Le prove di fluenza verbale richiedono l’attivazione di diverse regioni cerebrali, tra cui quelle responsabili del linguaggio, della memoria e delle funzioni esecutive. Includere nei protocolli di valutazione anche le esperienze soggettive dei partecipanti, come la percezione personale delle difficoltà nel trovare le parole, potrebbe fornire un quadro ancora più completo. I racconti personali dei soggetti, infatti, possono arricchire i dati oggettivi raccolti tramite l’analisi delle pause e della velocità del discorso, consentendo di mettere a punto strumenti più sensibili per l’identificazione precoce del declino cognitivo.

 

Le prospettive future grazie all’intelligenza artificiale

Lo studio condotto a Toronto apre la strada a nuovi scenari nella diagnosi precoce delle malattie neurodegenerative. Grazie all’applicazione delle tecnologie di elaborazione del linguaggio naturale, un ramo dell’intelligenza artificiale dedicato all’analisi dei dati linguistici, sarà possibile individuare automaticamente i cambiamenti sottili nel modo di parlare delle persone, come un rallentamento nella velocità del discorso.

 

Negli anni passati, analisi retrospettive avevano già rilevato variazioni nel linguaggio di personaggi noti come Ronald Reagan e Iris Murdoch, ben prima della loro diagnosi di demenza.
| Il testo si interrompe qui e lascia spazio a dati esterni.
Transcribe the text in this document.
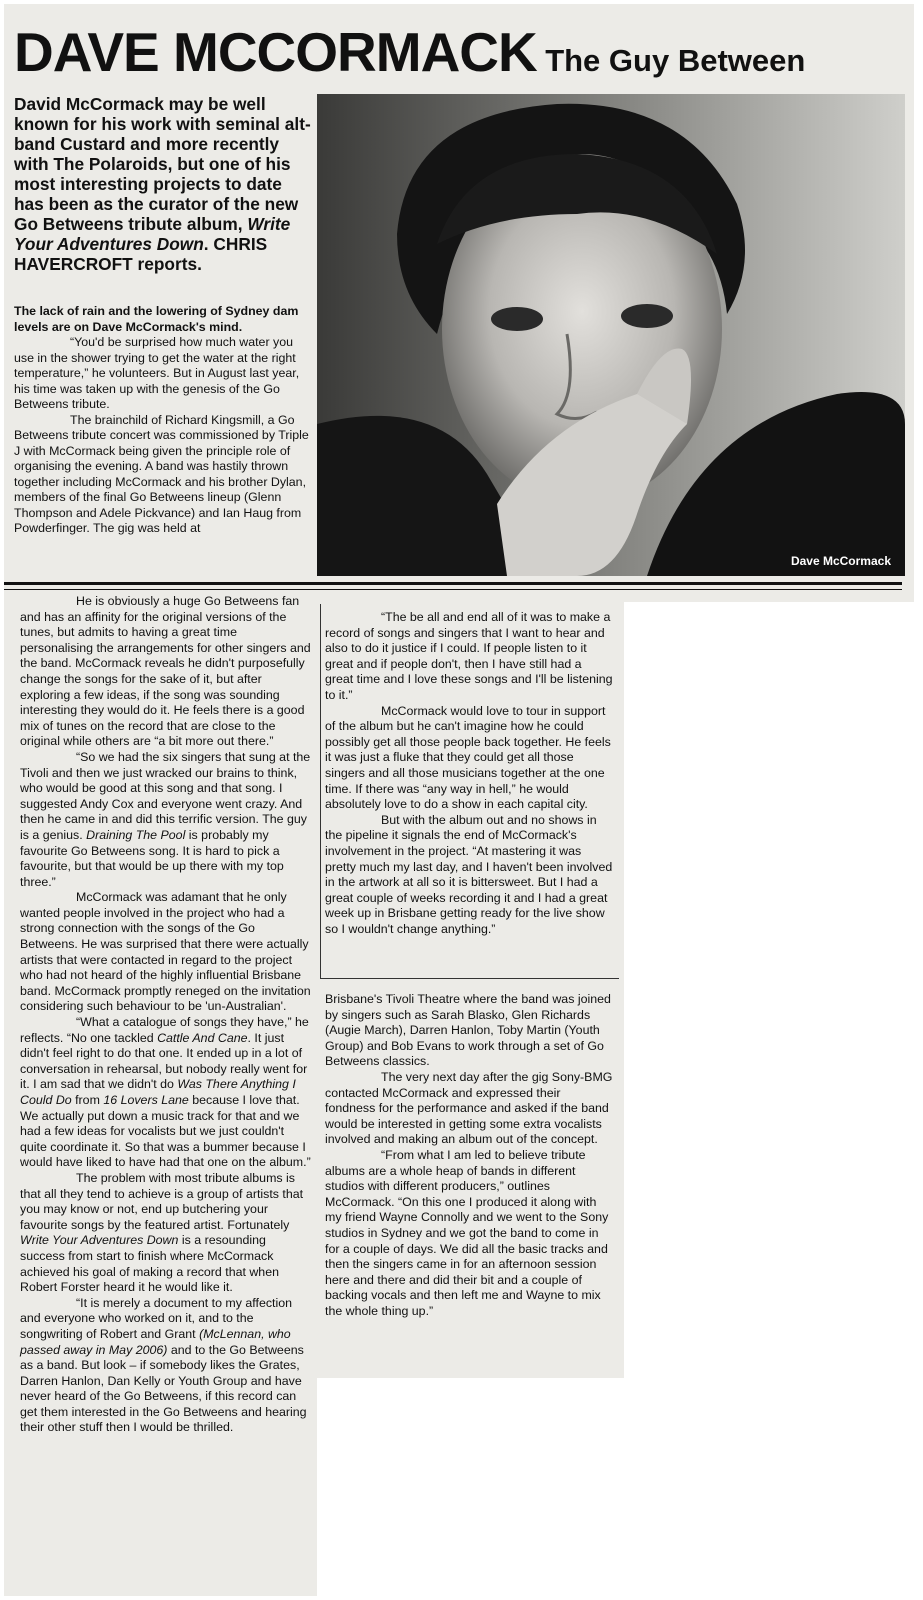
DAVE MCCORMACK The Guy Between
David McCormack may be well known for his work with seminal alt-band Custard and more recently with The Polaroids, but one of his most interesting projects to date has been as the curator of the new Go Betweens tribute album, Write Your Adventures Down. CHRIS HAVERCROFT reports.

The lack of rain and the lowering of Sydney dam levels are on Dave McCormack's mind.

“You'd be surprised how much water you use in the shower trying to get the water at the right temperature,” he volunteers. But in August last year, his time was taken up with the genesis of the Go Betweens tribute.

The brainchild of Richard Kingsmill, a Go Betweens tribute concert was commissioned by Triple J with McCormack being given the principle role of organising the evening. A band was hastily thrown together including McCormack and his brother Dylan, members of the final Go Betweens lineup (Glenn Thompson and Adele Pickvance) and Ian Haug from Powderfinger. The gig was held at

Dave McCormack

He is obviously a huge Go Betweens fan and has an affinity for the original versions of the tunes, but admits to having a great time personalising the arrangements for other singers and the band. McCormack reveals he didn't purposefully change the songs for the sake of it, but after exploring a few ideas, if the song was sounding interesting they would do it. He feels there is a good mix of tunes on the record that are close to the original while others are “a bit more out there.”

“So we had the six singers that sung at the Tivoli and then we just wracked our brains to think, who would be good at this song and that song. I suggested Andy Cox and everyone went crazy. And then he came in and did this terrific version. The guy is a genius. Draining The Pool is probably my favourite Go Betweens song. It is hard to pick a favourite, but that would be up there with my top three.”

McCormack was adamant that he only wanted people involved in the project who had a strong connection with the songs of the Go Betweens. He was surprised that there were actually artists that were contacted in regard to the project who had not heard of the highly influential Brisbane band. McCormack promptly reneged on the invitation considering such behaviour to be 'un-Australian'.

“What a catalogue of songs they have,” he reflects. “No one tackled Cattle And Cane. It just didn't feel right to do that one. It ended up in a lot of conversation in rehearsal, but nobody really went for it. I am sad that we didn't do Was There Anything I Could Do from 16 Lovers Lane because I love that. We actually put down a music track for that and we had a few ideas for vocalists but we just couldn't quite coordinate it. So that was a bummer because I would have liked to have had that one on the album.”

The problem with most tribute albums is that all they tend to achieve is a group of artists that you may know or not, end up butchering your favourite songs by the featured artist. Fortunately Write Your Adventures Down is a resounding success from start to finish where McCormack achieved his goal of making a record that when Robert Forster heard it he would like it.

“It is merely a document to my affection and everyone who worked on it, and to the songwriting of Robert and Grant (McLennan, who passed away in May 2006) and to the Go Betweens as a band. But look – if somebody likes the Grates, Darren Hanlon, Dan Kelly or Youth Group and have never heard of the Go Betweens, if this record can get them interested in the Go Betweens and hearing their other stuff then I would be thrilled.

“The be all and end all of it was to make a record of songs and singers that I want to hear and also to do it justice if I could. If people listen to it great and if people don't, then I have still had a great time and I love these songs and I'll be listening to it.”

McCormack would love to tour in support of the album but he can't imagine how he could possibly get all those people back together. He feels it was just a fluke that they could get all those singers and all those musicians together at the one time. If there was “any way in hell,” he would absolutely love to do a show in each capital city.

But with the album out and no shows in the pipeline it signals the end of McCormack's involvement in the project. “At mastering it was pretty much my last day, and I haven't been involved in the artwork at all so it is bittersweet. But I had a great couple of weeks recording it and I had a great week up in Brisbane getting ready for the live show so I wouldn't change anything.”

Brisbane's Tivoli Theatre where the band was joined by singers such as Sarah Blasko, Glen Richards (Augie March), Darren Hanlon, Toby Martin (Youth Group) and Bob Evans to work through a set of Go Betweens classics.

The very next day after the gig Sony-BMG contacted McCormack and expressed their fondness for the performance and asked if the band would be interested in getting some extra vocalists involved and making an album out of the concept.

“From what I am led to believe tribute albums are a whole heap of bands in different studios with different producers,” outlines McCormack. “On this one I produced it along with my friend Wayne Connolly and we went to the Sony studios in Sydney and we got the band to come in for a couple of days. We did all the basic tracks and then the singers came in for an afternoon session here and there and did their bit and a couple of backing vocals and then left me and Wayne to mix the whole thing up.”
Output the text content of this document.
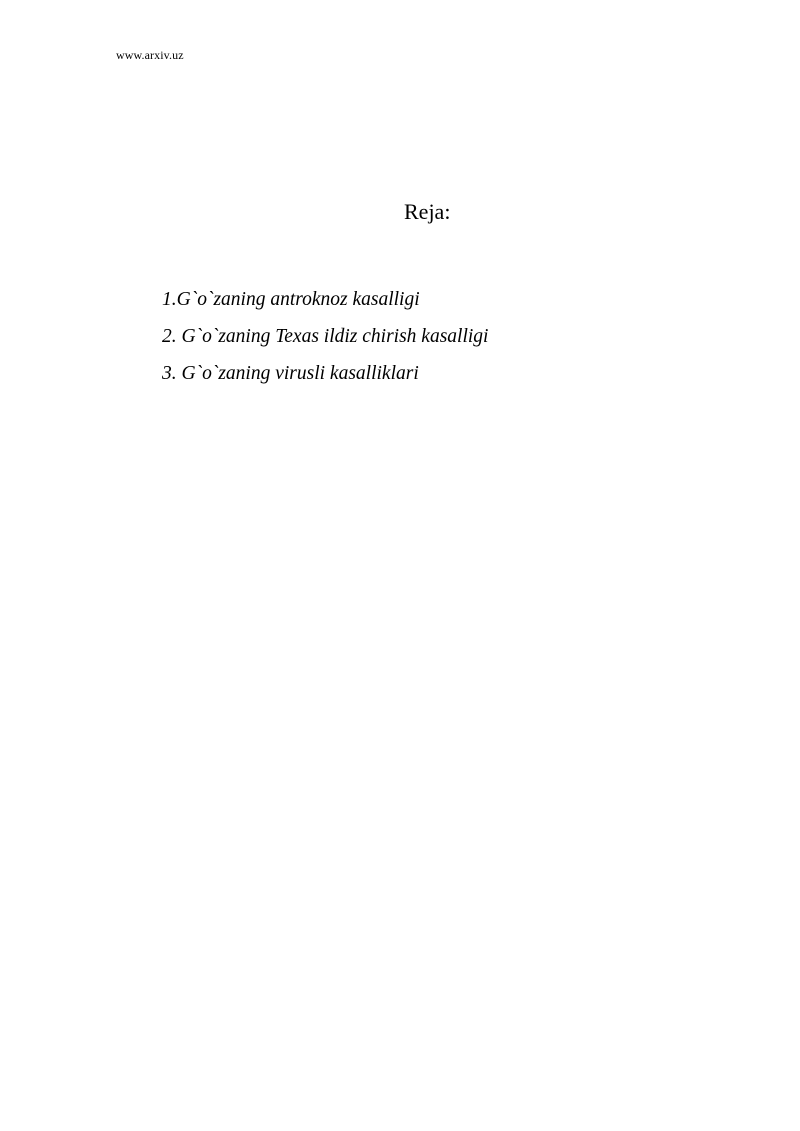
www.arxiv.uz
Reja:
1.G`o`zaning antroknoz kasalligi
2. G`o`zaning Texas ildiz chirish kasalligi
3. G`o`zaning virusli kasalliklari
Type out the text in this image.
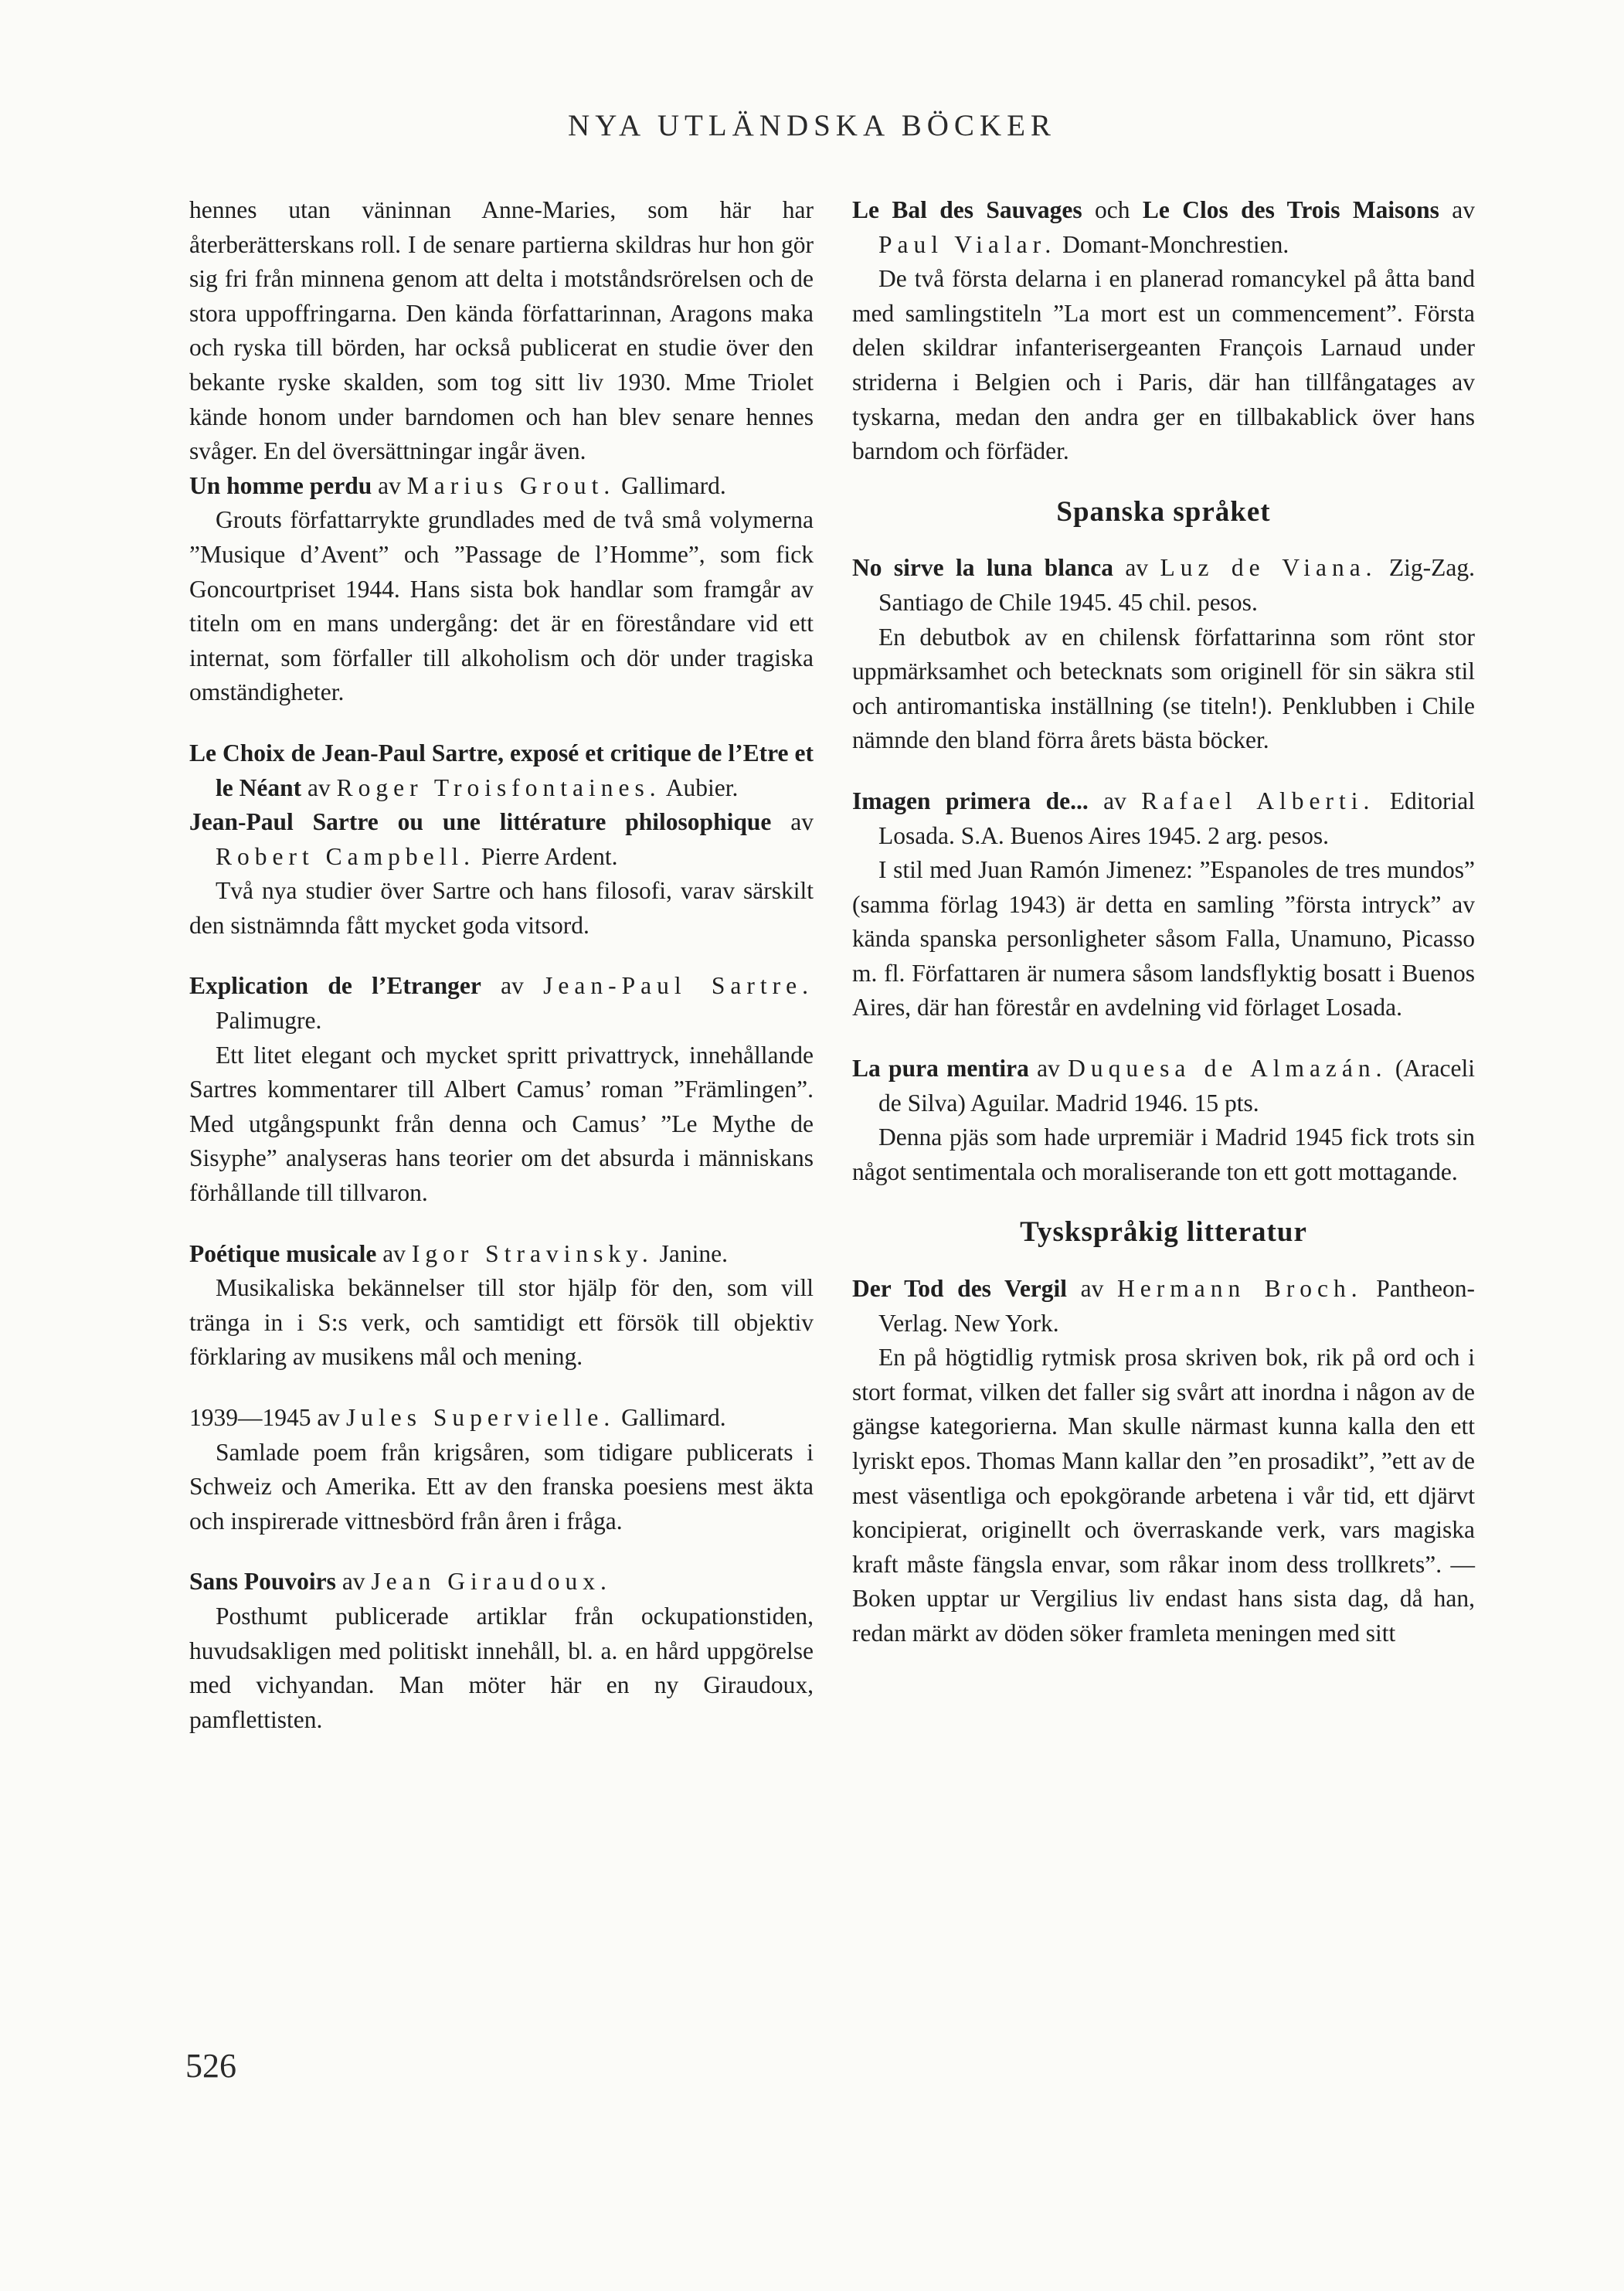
NYA UTLÄNDSKA BÖCKER

hennes utan väninnan Anne-Maries, som här har återberätterskans roll. I de senare partierna skildras hur hon gör sig fri från minnena genom att delta i motståndsrörelsen och de stora uppoffringarna. Den kända författarinnan, Aragons maka och ryska till börden, har också publicerat en studie över den bekante ryske skalden, som tog sitt liv 1930. Mme Triolet kände honom under barndomen och han blev senare hennes svåger. En del översättningar ingår även.

Un homme perdu av Marius Grout. Gallimard.

Grouts författarrykte grundlades med de två små volymerna ”Musique d’Avent” och ”Passage de l’Homme”, som fick Goncourtpriset 1944. Hans sista bok handlar som framgår av titeln om en mans undergång: det är en föreståndare vid ett internat, som förfaller till alkoholism och dör under tragiska omständigheter.

Le Choix de Jean-Paul Sartre, exposé et critique de l’Etre et le Néant av Roger Troisfontaines. Aubier.

Jean-Paul Sartre ou une littérature philosophique av Robert Campbell. Pierre Ardent.

Två nya studier över Sartre och hans filosofi, varav särskilt den sistnämnda fått mycket goda vitsord.

Explication de l’Etranger av Jean-Paul Sartre. Palimugre.

Ett litet elegant och mycket spritt privattryck, innehållande Sartres kommentarer till Albert Camus’ roman ”Främlingen”. Med utgångspunkt från denna och Camus’ ”Le Mythe de Sisyphe” analyseras hans teorier om det absurda i människans förhållande till tillvaron.

Poétique musicale av Igor Stravinsky. Janine.

Musikaliska bekännelser till stor hjälp för den, som vill tränga in i S:s verk, och samtidigt ett försök till objektiv förklaring av musikens mål och mening.

1939—1945 av Jules Supervielle. Gallimard.

Samlade poem från krigsåren, som tidigare publicerats i Schweiz och Amerika. Ett av den franska poesiens mest äkta och inspirerade vittnesbörd från åren i fråga.

Sans Pouvoirs av Jean Giraudoux.

Posthumt publicerade artiklar från ockupationstiden, huvudsakligen med politiskt innehåll, bl. a. en hård uppgörelse med vichyandan. Man möter här en ny Giraudoux, pamflettisten.

Le Bal des Sauvages och Le Clos des Trois Maisons av Paul Vialar. Domant-Monchrestien.

De två första delarna i en planerad romancykel på åtta band med samlingstiteln ”La mort est un commencement”. Första delen skildrar infanterisergeanten François Larnaud under striderna i Belgien och i Paris, där han tillfångatages av tyskarna, medan den andra ger en tillbakablick över hans barndom och förfäder.

Spanska språket

No sirve la luna blanca av Luz de Viana. Zig-Zag. Santiago de Chile 1945. 45 chil. pesos.

En debutbok av en chilensk författarinna som rönt stor uppmärksamhet och betecknats som originell för sin säkra stil och antiromantiska inställning (se titeln!). Penklubben i Chile nämnde den bland förra årets bästa böcker.

Imagen primera de... av Rafael Alberti. Editorial Losada. S.A. Buenos Aires 1945. 2 arg. pesos.

I stil med Juan Ramón Jimenez: ”Espanoles de tres mundos” (samma förlag 1943) är detta en samling ”första intryck” av kända spanska personligheter såsom Falla, Unamuno, Picasso m. fl. Författaren är numera såsom landsflyktig bosatt i Buenos Aires, där han förestår en avdelning vid förlaget Losada.

La pura mentira av Duquesa de Almazán. (Araceli de Silva) Aguilar. Madrid 1946. 15 pts.

Denna pjäs som hade urpremiär i Madrid 1945 fick trots sin något sentimentala och moraliserande ton ett gott mottagande.

Tyskspråkig litteratur

Der Tod des Vergil av Hermann Broch. Pantheon-Verlag. New York.

En på högtidlig rytmisk prosa skriven bok, rik på ord och i stort format, vilken det faller sig svårt att inordna i någon av de gängse kategorierna. Man skulle närmast kunna kalla den ett lyriskt epos. Thomas Mann kallar den ”en prosadikt”, ”ett av de mest väsentliga och epokgörande arbetena i vår tid, ett djärvt koncipierat, originellt och överraskande verk, vars magiska kraft måste fängsla envar, som råkar inom dess trollkrets”. — Boken upptar ur Vergilius liv endast hans sista dag, då han, redan märkt av döden söker framleta meningen med sitt

526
Tuttavia, lo studio canadese rappresenta un passo avanti, offrendo un approccio sistematico e prospettico, basato su dati scientifici e non su osservazioni aneddotiche.

 

Questi risultati sottolineano come la velocità del discorso possa diventare un marker sensibile e precoce dello stato di salute del cervello, permettendo di identificare i soggetti a rischio di declino cognitivo prima che i sintomi più gravi si manifestino.